Go Chemical Free!

Peacock butterfly and bumble bee on buddleia

As wildlife gardeners we aim to avoid using pesticides, herbicides and fertilizers as these can harm the ecosystem of our gardens, including the soil ecosystem.  We want to work with nature rather than fighting it to keep both the soil and our plants healthy and the biological communities in  balance.

Encouraging beneficial insects as predators instead of pesticides

Ladybird feeding on aphids, Thomas Wood

This is a quote from Stephanie Hafferty, an organic gardener and a proponent of no-dig:

“Wildlife gardening and biodiversity is a key part of my gardening. I create wild edges with a wide range of habitats, flowers and other plants. This encourages bees, hoverflies, moths, bats, birds, wasps and other creatures to live in my garden. Many are beneficial predators of pests. I do not use any pesticides, instead the wild life – in particular predatory wasps – help to keep the populations of aphids and other bugs under control. It makes my garden an interesting and companionable place to be too – there’s always something to observe. I also use some crop protections, carefully secured down, including butterfly netting and enviromesh over some of my vegetables, especially the brassicas.”  

Another alternative to pesticides is Biological control – the use of natural enemies to control ‘pests’. In the garden this involves introducing predators or pathogenic nematodes.  These are a good choice for reducing the numbers of greenhouse pests and vine weevils. At Yeo Valley they use Defenders.

Slugs and slug pellets

Snails in dead leaves

As Wildlife gardeners we may think using organic slug pellets is a good method of control.  However using pellets, collecting the slugs and snails and throwing them over the garden fence or even mowing them on a damp night (as heard on Gardeners Question Time some years ago)  upsets the population of slugs leading to an explosion in numbers.

“The rate of growth of juveniles is inhibited by a substance that they encounter in the slimy trails of the adults. This is a mechanism to prevent overcrowding, but, if the adult population abruptly drops, and the network of slime is reduced, the juveniles are free to start maturing. If the adult snails are suddenly removed, a mob of voracious youngsters will feed furiously to grow up and replace them.” Garden snails by Robert Burton in The Garden April 1995.

It also removes a valuable food source for other species higher up the food chain.

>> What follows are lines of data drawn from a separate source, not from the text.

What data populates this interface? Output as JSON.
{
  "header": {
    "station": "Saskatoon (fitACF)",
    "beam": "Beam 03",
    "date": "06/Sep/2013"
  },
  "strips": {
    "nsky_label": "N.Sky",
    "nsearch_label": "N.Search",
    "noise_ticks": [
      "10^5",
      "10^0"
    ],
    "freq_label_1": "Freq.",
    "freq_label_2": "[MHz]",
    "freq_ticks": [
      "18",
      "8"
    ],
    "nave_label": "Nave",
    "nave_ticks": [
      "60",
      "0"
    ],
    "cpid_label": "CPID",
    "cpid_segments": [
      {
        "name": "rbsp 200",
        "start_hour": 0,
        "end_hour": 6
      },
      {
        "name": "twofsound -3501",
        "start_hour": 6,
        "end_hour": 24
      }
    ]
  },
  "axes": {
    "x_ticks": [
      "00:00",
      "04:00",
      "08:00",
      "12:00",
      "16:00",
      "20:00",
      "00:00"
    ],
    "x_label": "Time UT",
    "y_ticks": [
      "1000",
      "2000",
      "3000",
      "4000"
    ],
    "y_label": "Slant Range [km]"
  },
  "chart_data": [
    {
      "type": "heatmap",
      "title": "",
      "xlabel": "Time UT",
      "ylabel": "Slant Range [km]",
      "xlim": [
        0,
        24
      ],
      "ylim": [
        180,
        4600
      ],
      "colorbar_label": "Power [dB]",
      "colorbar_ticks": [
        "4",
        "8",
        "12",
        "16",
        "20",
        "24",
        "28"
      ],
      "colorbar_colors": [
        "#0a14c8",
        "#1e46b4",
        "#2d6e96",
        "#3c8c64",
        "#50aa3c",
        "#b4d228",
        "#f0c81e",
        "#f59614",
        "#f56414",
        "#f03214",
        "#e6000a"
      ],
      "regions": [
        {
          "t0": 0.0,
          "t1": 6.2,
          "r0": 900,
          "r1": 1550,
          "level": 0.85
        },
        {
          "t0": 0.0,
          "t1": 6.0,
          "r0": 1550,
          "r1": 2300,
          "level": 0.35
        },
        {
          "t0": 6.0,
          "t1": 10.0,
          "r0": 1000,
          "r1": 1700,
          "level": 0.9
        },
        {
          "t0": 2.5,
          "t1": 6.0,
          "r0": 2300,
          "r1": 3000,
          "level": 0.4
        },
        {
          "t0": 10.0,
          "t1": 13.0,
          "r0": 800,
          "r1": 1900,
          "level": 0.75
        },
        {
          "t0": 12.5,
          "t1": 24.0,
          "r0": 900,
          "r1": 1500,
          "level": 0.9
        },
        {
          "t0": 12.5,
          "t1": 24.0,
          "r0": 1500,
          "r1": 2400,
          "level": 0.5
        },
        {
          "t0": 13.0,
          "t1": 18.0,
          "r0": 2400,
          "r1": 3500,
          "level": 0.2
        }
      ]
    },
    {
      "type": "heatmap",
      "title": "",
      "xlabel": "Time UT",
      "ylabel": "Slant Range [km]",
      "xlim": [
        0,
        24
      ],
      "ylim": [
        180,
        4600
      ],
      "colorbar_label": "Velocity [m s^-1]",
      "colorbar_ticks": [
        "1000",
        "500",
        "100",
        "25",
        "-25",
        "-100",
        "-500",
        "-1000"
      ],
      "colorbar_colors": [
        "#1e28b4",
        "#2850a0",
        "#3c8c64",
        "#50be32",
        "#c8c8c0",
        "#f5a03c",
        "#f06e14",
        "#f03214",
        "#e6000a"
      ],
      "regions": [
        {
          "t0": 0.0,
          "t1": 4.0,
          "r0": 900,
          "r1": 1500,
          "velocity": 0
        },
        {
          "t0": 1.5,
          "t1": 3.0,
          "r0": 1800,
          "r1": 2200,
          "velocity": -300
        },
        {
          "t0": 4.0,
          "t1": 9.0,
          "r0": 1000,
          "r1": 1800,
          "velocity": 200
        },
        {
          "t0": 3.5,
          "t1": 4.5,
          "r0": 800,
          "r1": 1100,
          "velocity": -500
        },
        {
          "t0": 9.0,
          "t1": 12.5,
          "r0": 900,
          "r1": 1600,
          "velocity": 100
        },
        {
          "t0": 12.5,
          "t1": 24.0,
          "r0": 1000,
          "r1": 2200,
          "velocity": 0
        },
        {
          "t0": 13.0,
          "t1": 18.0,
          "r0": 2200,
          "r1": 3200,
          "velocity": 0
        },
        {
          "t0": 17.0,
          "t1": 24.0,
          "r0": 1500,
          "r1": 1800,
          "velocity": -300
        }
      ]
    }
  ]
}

As Chris Packham says: “Stop killing your garden slugs”. 

Image by Nick Penny

 “If you make draconian choices like ‘I don’t want slugs and snails to eat my plants’, then you’re doing yourself out of hedgehogs, slow worms and song thrushes and that’s a tragic loss to the garden. The song of the thrush is the closest you’re going to get to a nightingale in the 21st- century British garden.” Chris Packham

Slow worm in compost bin, Margaret W. Carruthers

So assuming we are not killing them, we could try some of the barrier methods to protect our plants although in an RHS trial they were not particularly successful. Slugs and snails (and soil living slugs in particular) seem to eat plants just as they germinate and emerge from the ground.  Rather than direct sowing we can raise our plants in cell trays and only plant them out when they have grown on sufficiently so that they are bigger with tougher, less palatable leaves.